‘Coal, cars, cash and trees’ tackled at COP26 but summit outcome disappoints many
Image credit: reuters
COP26 wrapped up its closing talks over the weekend, but responses to the landmark climate conference have been mixed. While progress has been made on issues such as fossil fuel reliance and electric vehicles, there is a broad sentiment that the world will miss its previous target of limiting global warming to 1.5°C.
UK Prime Minister Boris Johnson described the summit as “truly historic” and “game-changing”, but he acknowledged that some countries had not raised their ambitions high enough.

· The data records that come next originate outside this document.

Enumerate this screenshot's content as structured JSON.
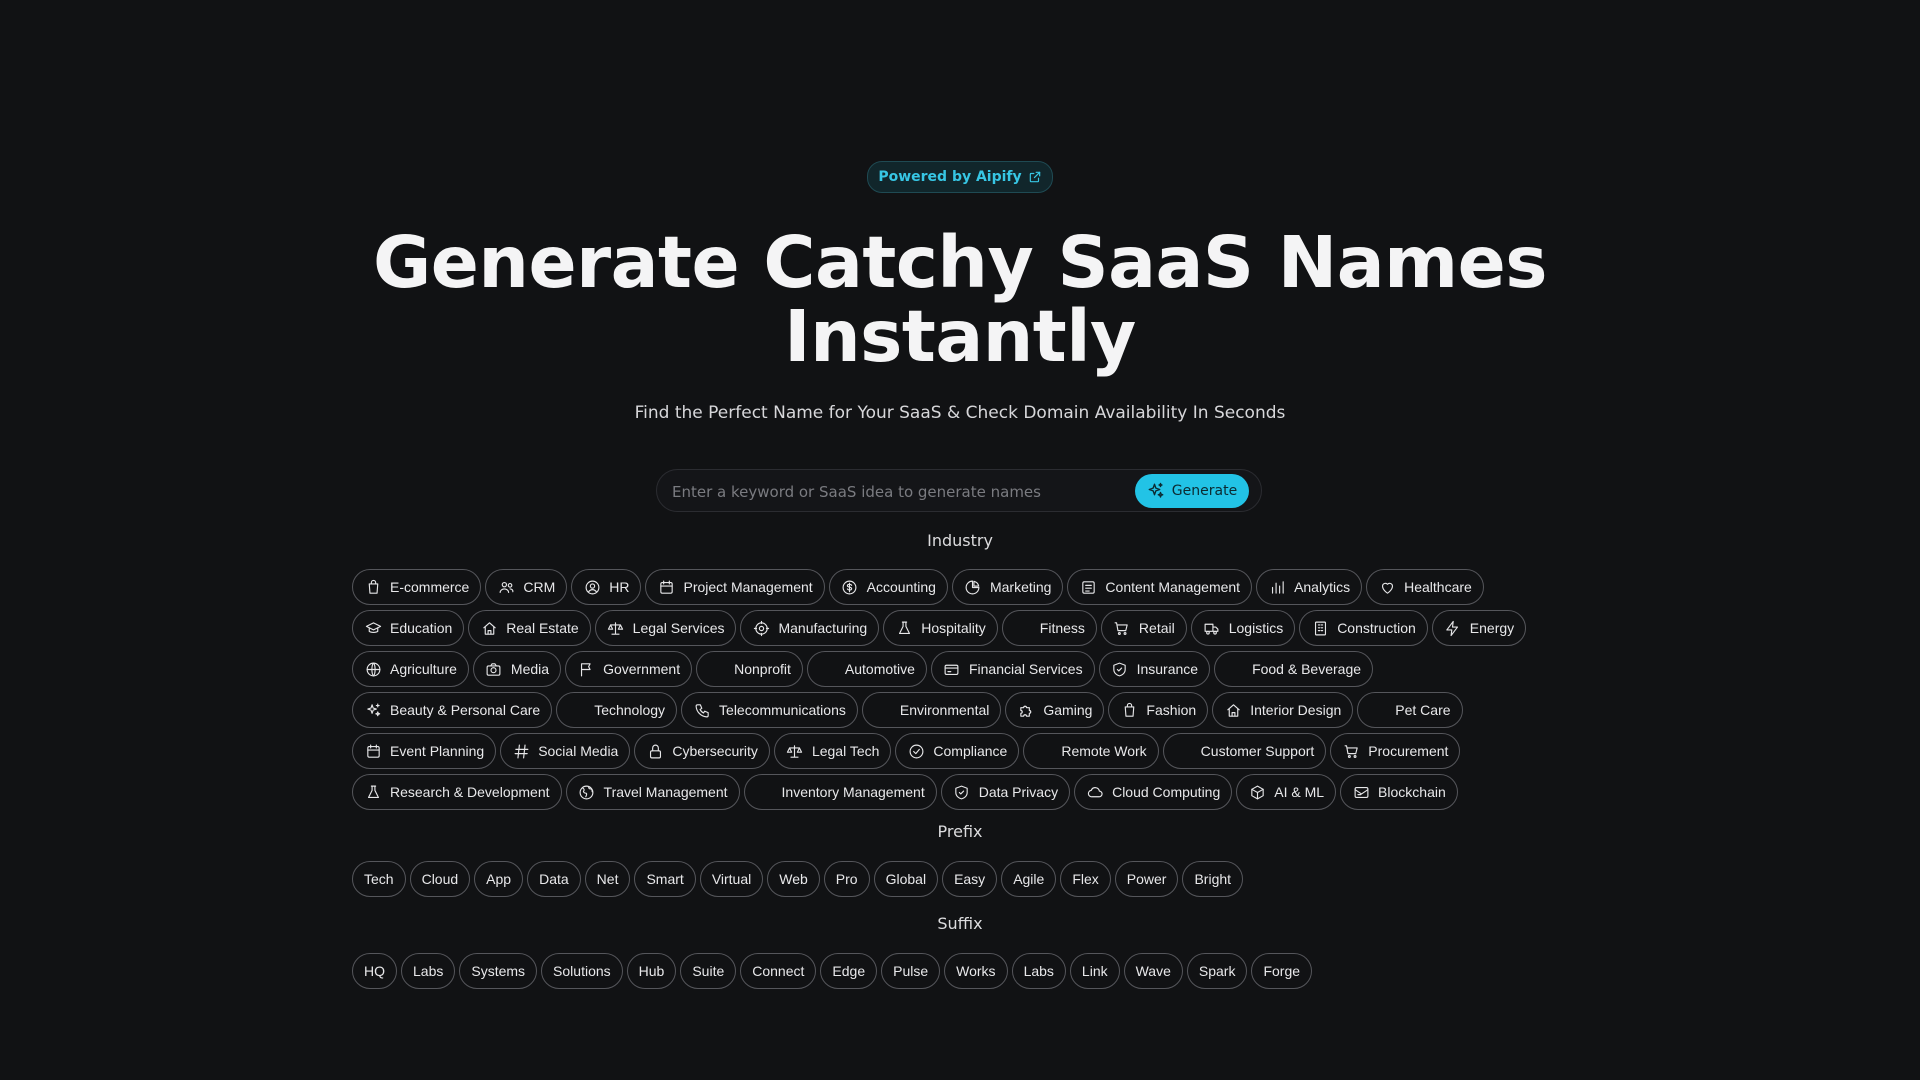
{
  "badge": {
    "label": "Powered by Aipify"
  },
  "hero": {
    "title_line1": "Generate Catchy SaaS Names",
    "title_line2": "Instantly"
  },
  "subtitle": "Find the Perfect Name for Your SaaS & Check Domain Availability In Seconds",
  "search": {
    "placeholder": "Enter a keyword or SaaS idea to generate names",
    "button_label": "Generate"
  },
  "sections": {
    "industry": "Industry",
    "prefix": "Prefix",
    "suffix": "Suffix"
  },
  "industry": [
    {
      "label": "E-commerce",
      "icon": "bag"
    },
    {
      "label": "CRM",
      "icon": "users"
    },
    {
      "label": "HR",
      "icon": "user-circle"
    },
    {
      "label": "Project Management",
      "icon": "calendar"
    },
    {
      "label": "Accounting",
      "icon": "dollar"
    },
    {
      "label": "Marketing",
      "icon": "pie"
    },
    {
      "label": "Content Management",
      "icon": "doc"
    },
    {
      "label": "Analytics",
      "icon": "bars"
    },
    {
      "label": "Healthcare",
      "icon": "heart"
    },
    {
      "label": "Education",
      "icon": "cap"
    },
    {
      "label": "Real Estate",
      "icon": "home"
    },
    {
      "label": "Legal Services",
      "icon": "scale"
    },
    {
      "label": "Manufacturing",
      "icon": "gear"
    },
    {
      "label": "Hospitality",
      "icon": "flask"
    },
    {
      "label": "Fitness",
      "icon": "none"
    },
    {
      "label": "Retail",
      "icon": "cart"
    },
    {
      "label": "Logistics",
      "icon": "truck"
    },
    {
      "label": "Construction",
      "icon": "building"
    },
    {
      "label": "Energy",
      "icon": "bolt"
    },
    {
      "label": "Agriculture",
      "icon": "globe"
    },
    {
      "label": "Media",
      "icon": "camera"
    },
    {
      "label": "Government",
      "icon": "flag"
    },
    {
      "label": "Nonprofit",
      "icon": "none"
    },
    {
      "label": "Automotive",
      "icon": "none"
    },
    {
      "label": "Financial Services",
      "icon": "card"
    },
    {
      "label": "Insurance",
      "icon": "shield"
    },
    {
      "label": "Food & Beverage",
      "icon": "none"
    },
    {
      "label": "Beauty & Personal Care",
      "icon": "sparkle"
    },
    {
      "label": "Technology",
      "icon": "none"
    },
    {
      "label": "Telecommunications",
      "icon": "phone"
    },
    {
      "label": "Environmental",
      "icon": "none"
    },
    {
      "label": "Gaming",
      "icon": "puzzle"
    },
    {
      "label": "Fashion",
      "icon": "bag"
    },
    {
      "label": "Interior Design",
      "icon": "home"
    },
    {
      "label": "Pet Care",
      "icon": "none"
    },
    {
      "label": "Event Planning",
      "icon": "calendar"
    },
    {
      "label": "Social Media",
      "icon": "hash"
    },
    {
      "label": "Cybersecurity",
      "icon": "lock"
    },
    {
      "label": "Legal Tech",
      "icon": "scale"
    },
    {
      "label": "Compliance",
      "icon": "check-circle"
    },
    {
      "label": "Remote Work",
      "icon": "none"
    },
    {
      "label": "Customer Support",
      "icon": "none"
    },
    {
      "label": "Procurement",
      "icon": "cart"
    },
    {
      "label": "Research & Development",
      "icon": "flask"
    },
    {
      "label": "Travel Management",
      "icon": "globe2"
    },
    {
      "label": "Inventory Management",
      "icon": "none"
    },
    {
      "label": "Data Privacy",
      "icon": "shield"
    },
    {
      "label": "Cloud Computing",
      "icon": "cloud"
    },
    {
      "label": "AI & ML",
      "icon": "cube"
    },
    {
      "label": "Blockchain",
      "icon": "mail"
    }
  ],
  "prefix": [
    "Tech",
    "Cloud",
    "App",
    "Data",
    "Net",
    "Smart",
    "Virtual",
    "Web",
    "Pro",
    "Global",
    "Easy",
    "Agile",
    "Flex",
    "Power",
    "Bright"
  ],
  "suffix": [
    "HQ",
    "Labs",
    "Systems",
    "Solutions",
    "Hub",
    "Suite",
    "Connect",
    "Edge",
    "Pulse",
    "Works",
    "Labs",
    "Link",
    "Wave",
    "Spark",
    "Forge"
  ]
}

At a Downing Street press conference on Sunday evening, Johnson said that Glasgow had “sounded the death knell for coal power”.
He added: “I know it’s tempting to be cynical and to dismiss these types of summits as talking shops. But we came to Cop with a call for real action on coal, cars, cash and trees and real action is exactly what we got.”
The first draft of a deal “to accelerate the phasing-out of coal and subsidies for fossil fuels” was later watered down with more focus on scaling up clean energy facilities and only a cursory mention of reducing fossil fuel consumption alongside this.
Coal is one of the most significant contributors to carbon emissions and is the most polluting fossil fuel when it comes to carbon emissions. In recent months, China - which emits the most carbon per country globally - has committed to a series of carbon-intensive projects including newly approved steel and coal power facilities.
By the penultimate day of the conference, many commentators expressed concern that commitments from attending countries had been very weak. Later that day (Thursday), the US and China released a joint declaration committing to working together to bolster climate change mitigation efforts including cutting methane emissions, phasing out coal consumption and protecting forests.
Electric vehicles also received a big boost at the summit on ‘Transport Day’, with a group of over 100 countries, companies, states and cities committing to phasing out petrol and diesel vehicles by 2040. This followed a previous ruling from the UK to stop the sale of new ICE cars from 2030, which it bolstered at COP26 by committing to phasing out fossil fuel-powered HGVs weighing up to 26 tonnes by 2035 and all new fossil-fuel HGVs by 2040.
Norway is the world leader when it comes to ending ICE car sales as it will institute the earliest ban in just 2025.
A new declaration to end deforestation by 2030 was also made at COP26 as part of the ‘Glasgow Leaders’ Declaration on Forests and Land Use’. With trees playing a major role in absorbing atmospheric carbon, more than 120 countries pledged to halt and mitigate deforestation by 2030.
However, Greenpeace was critical of the agreement believing that deforestation will not be ended without cutting the main drivers of it – meat and dairy consumption. The agreement also lacked firm methods for reaching the goal according to the Bioversity International Alliance.
Furthermore, there was a strong focus on carbon offsetting using emerging carbon capture and storage technologies that environmental groups labelled a distraction or scam that fuels land grabs for tree planting in developing countries.
The Glasgow Climate Pact included a clause that “urged” rich countries such as the US and those in Western Europe to increase financial aid to poor countries such as Bangladesh to around $40bn (£29.8bn) annually by 2025, to help them adapt to mounting floods, droughts and other effects of climate change.
Previous agreements pledging climate funding for poorer countries have often been neglected in the past without a rigid financial framework in place. In 2009, at COP15 in Copenhagen, climate finance funding of $100bn a year by 2020 was agreed for this purpose, but only 80 per cent of this was ultimately delivered.
“My delight at this progress is tinged with disappointment,” Johnson admitted at the press conference. “Those for whom climate change is already a matter of life and death, who can only stand by as their islands are submerged, their farm land turned to desert, their homes battered by storms, they demanded a high level of ambition from this summit.
“While many of us were willing to go there, that wasn’t true of everybody. Sadly that’s the nature of diplomacy. We can lobby, we can cajole, we can encourage, but we cannot force sovereign nations to do what they do not wish to do. It’s ultimately their decision to make and they must stand by it.”
However, Johnson suggested that the watered-down language in the Glasgow Pact’s coal pledges do not “make that much of a difference”.
Labour leader Keir Starmer shot back saying: “The Prime Minister’s seeming to be saying, yesterday, that 'phasing down coal' and 'phasing out coal' are basically the same thing. I don’t agree. I think if you phase down you are reducing, but you are not eliminating. If you phase out you are eliminating.
“I don’t think the Prime Minister helps either the global effort or himself to sort of pretend or to over-pretend that this is all fine and on track, because it isn’t.”